Trianto juga mengungkapkan, kawasan hutan produksi dan hutan lindung yang berada di empat provinsi yaitu Provinsi Jawa tengah, Jawa Timur, Jawa Barat dan Provinsi Banten yang pengelolaannya. “Rinciannya yaitu, Provinsi Jawa Tengah seluas 202.988 hektar, Jawa Timur 502.302 hektar, Jawa Barat 338.944 hektar, dan Provinsi Banten seluas 59.978 hektar,”urainya.
Trianto menandaskan, menurut SK 287 tersebut, 1,1 juta hektar kawasan hutan itu akan menjadi acuan dalam pelaksanaan KHDPK, untuk kepentingan Perhutanan Sosial, Penataan Kawasan Hutan seperti pengukuhan dan penggunaan kawasan hutan, rehabilitasi hutan, perlindungan hutan dan pemanfaatan jasa lingkungan.
“Sesuai informasi luas kuota KHDPK untuk wilayah KPH Blitar ada sekitar 38 ribu hektar. Dengan rincian 2 ribu hektar untuk redistribusi tanah dan lebih kurang 36 ribu hektar untuk perhutanan sosial dan lainnya,” jelasnya.
Menurut Trianto, salah satu alasan dan latar belakang penetapan KHDPK diantaranya, untuk mengurangi areal yang tidak produktif yang selama ini dikelola oleh Perhutani. Selain itu juga untuk mengurangi area konflik yang selama ini tidak mampu diselesaikan oleh Perum Perhutani.
“Manfaat KHDPK ini juga untuk efisensi kinerja atau performa usaha dari Perhutani.
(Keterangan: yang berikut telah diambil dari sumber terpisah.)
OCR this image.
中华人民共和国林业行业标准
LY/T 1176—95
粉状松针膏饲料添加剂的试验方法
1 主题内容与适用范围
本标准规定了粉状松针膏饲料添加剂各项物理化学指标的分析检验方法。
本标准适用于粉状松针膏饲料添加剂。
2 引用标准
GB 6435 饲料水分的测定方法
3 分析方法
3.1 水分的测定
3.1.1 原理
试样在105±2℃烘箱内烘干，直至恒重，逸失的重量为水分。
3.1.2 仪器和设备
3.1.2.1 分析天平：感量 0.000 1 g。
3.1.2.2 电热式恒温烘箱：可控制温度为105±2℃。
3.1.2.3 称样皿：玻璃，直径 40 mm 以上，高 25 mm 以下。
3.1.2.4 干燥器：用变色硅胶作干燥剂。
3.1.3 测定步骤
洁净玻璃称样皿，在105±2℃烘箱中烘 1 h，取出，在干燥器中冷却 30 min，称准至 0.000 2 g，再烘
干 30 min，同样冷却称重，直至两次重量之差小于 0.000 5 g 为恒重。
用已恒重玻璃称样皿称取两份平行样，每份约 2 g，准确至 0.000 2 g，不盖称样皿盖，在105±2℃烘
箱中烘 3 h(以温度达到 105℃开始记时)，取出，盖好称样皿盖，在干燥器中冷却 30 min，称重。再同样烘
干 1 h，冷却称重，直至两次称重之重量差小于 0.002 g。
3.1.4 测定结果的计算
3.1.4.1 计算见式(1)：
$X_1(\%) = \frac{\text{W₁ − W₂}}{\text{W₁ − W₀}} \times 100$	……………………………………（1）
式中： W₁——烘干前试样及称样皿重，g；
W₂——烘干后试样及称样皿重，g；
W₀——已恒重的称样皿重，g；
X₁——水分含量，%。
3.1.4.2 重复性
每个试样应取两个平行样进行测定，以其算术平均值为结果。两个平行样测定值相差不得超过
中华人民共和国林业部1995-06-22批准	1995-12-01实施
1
Sehingga lebih focus pada areal yang produktif saja,” ujarnya.
Trianto menegaskan, program Perhutanan Sosial dan Performa Agraria akan menjadi macan kertas saja, apabila tidak ada komitmen dari semua pihak untuk melaksanakannya secara konsisten. Menurutnya, banyak mafia hutan dan mafia tanah yang diduga terus mengganjal atau bahkan bersikeras menggagalkan program kerakyatan tersebut.
“Mafia tersebut sangat menginginkan konflik di tengah masyarakat terus terjadi. Sehingga mereka tetap berhasil mengambil keuntungan yang sangat besar tanpa bersusah payah untuk membayar pajak kepada negara. Untuk itu kami menuntut tangkap dan seret mafia hutan dan tanah serta wujudkan tata kelola hutan secara bersih demokratis dan perwatakan kerakyatan,” tambahnya.
Ditempat yang sama, Administratur KPH Perhutani Blitar, Teguh Jati Waluyo membenarkan, jika sudah ada SK 287 dari Kementerian Lingkungan Hidup dan Kehutanan. Perum Perhutani akan tunduk dan patuh kepada penetapan kementerian ini. Juga penting adalah bagaimana masyarakat dan stakeholder mengawal keputusan kementerian tersebut.
“Jadi kami sangat berharap dari rekan rekan NGO lembaga swadaya masyarakat supaya nanti pada pelaksanaan tidak ada KKN,” jelas Teguh.
Lebih lanjut Teguh mengatakan, Perum Perhutani merupakan perpanjangan tangan dari Kementerian Lingkungan Hidup dan Kehutanan. Dengan demikian, pihaknya tegak lurus dengan keputusan kementerian sesuai perintah presiden.
“Kami di KPH harus laksanakan program ini tanpa ragu-ragu. Saya menandatangani, karena saya merupakan aparat pemerintah,”tegasnya.( Lina)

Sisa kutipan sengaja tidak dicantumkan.